Share prices of 3D content creator Unity Software (U) plunged 25% last week, with most of the drop occurring after the company announced it was acquiring ironSource (IS), a leading monetization platform for mobile app developers. The addition of ironSource is highly complementary to Unity's game services business.

However, the timing and terms of the deal are raising eyebrows. Unity said the deal was an all-stock transaction worth $4.4 billion, which could change depending on how the stock performs in the near term. But given that Unity stock has already fallen 84% off its highs this year, investors are not looking favorably on the company's decision to dilute shareholders by issuing more shares to finance the deal. 

Moreover, in the same announcement, management lowered its full-year revenue guidance. It now expects full-year 2022 revenue to come in between $1.3 billion to $1.35 billion, compared to previous expectations for $1.35 billion to $1.425 billion. The company cited economic headwinds and competitive dynamics with respect to its app monetization business, which added fuel to the fire.

All that aside, when looking at the value ironSource brings to Unity in terms of profitability, this deal should add tremendous value for long-term investors.

The true cost of acquiring ironSource

When the deal closes, each share of ironSource will be exchanged for 0.1089 shares of Unity, which is expected to be completed during the fourth quarter of 2022. The current $4.4-billion transaction value represents a 74% premium to the 30-day average exchange ratio, so the value could change depending on stock performance.

But there's more. To offset the dilution to shareholders, Unity announced it would repurchase up to $2.5 billion of stock upon closing of the transaction. This adds to the expense of the deal since more shares will lower the percentage ownership of Unity for existing shareholders.
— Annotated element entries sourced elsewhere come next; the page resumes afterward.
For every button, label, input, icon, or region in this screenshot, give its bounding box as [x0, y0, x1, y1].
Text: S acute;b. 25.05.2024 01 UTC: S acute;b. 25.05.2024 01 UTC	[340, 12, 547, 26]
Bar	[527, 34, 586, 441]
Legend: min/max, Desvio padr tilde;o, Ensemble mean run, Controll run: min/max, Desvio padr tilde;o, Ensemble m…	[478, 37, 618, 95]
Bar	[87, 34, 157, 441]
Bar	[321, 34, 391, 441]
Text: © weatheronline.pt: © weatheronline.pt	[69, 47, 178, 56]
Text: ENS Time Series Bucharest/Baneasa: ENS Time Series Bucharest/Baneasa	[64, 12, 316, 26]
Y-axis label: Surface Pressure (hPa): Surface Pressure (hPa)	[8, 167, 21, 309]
In fact, current Unity shareholders will own approximately 73.5% of the combined company after closing.

On the surface, the acquisition is expensive, but let's consider what Unity is getting in return.

ironSource will make Unity more profitable

Over the last year, ironSource generated $139 million in free cash flow on $623 million in revenue, which is more than four times Unity's trailing-12-month free cash flow. ironSource offers tools to help app creators launch, monetize, and attract users. This includes a platform where advertisers can bid to have their ads placed in a developer's app.  

U Free Cash Flow Chart.

Data by YCharts.

These are two large players in game creation and monetization. While Unity also offers monetization tools with the Unity Ads platform, its specialty is its software engine which is used to make about half of all video games across mobile, console, and PC platforms. 

Likewise, ironSource is used by 88% of the top 100 most-downloaded games in the Apple App Store in the U.S. The combination of Unity and ironSource will provide mobile game creators a way to test monetization strategies before the game is even launched. That's incredibly valuable in mobile games where it's difficult to predict which games are going to be successful, especially for smaller studios.

The value to investors will accrue quickly. Management expects the merger to deliver $1 billion in adjusted earnings before interest, taxes, depreciation, and amortization (EBITDA) by the end of 2024. By the end of 2025, or year three, synergies between the companies should deliver an additional $300 million to adjusted EBITDA.

Market participants are focused on near-term issues, such as the weak guidance caused by a temporary problem Unity is having with one of its ad products, in addition to the cost of acquiring ironSource. But that ignores the long-term impact on profit margin and growth this acquisition will have on Unity's business.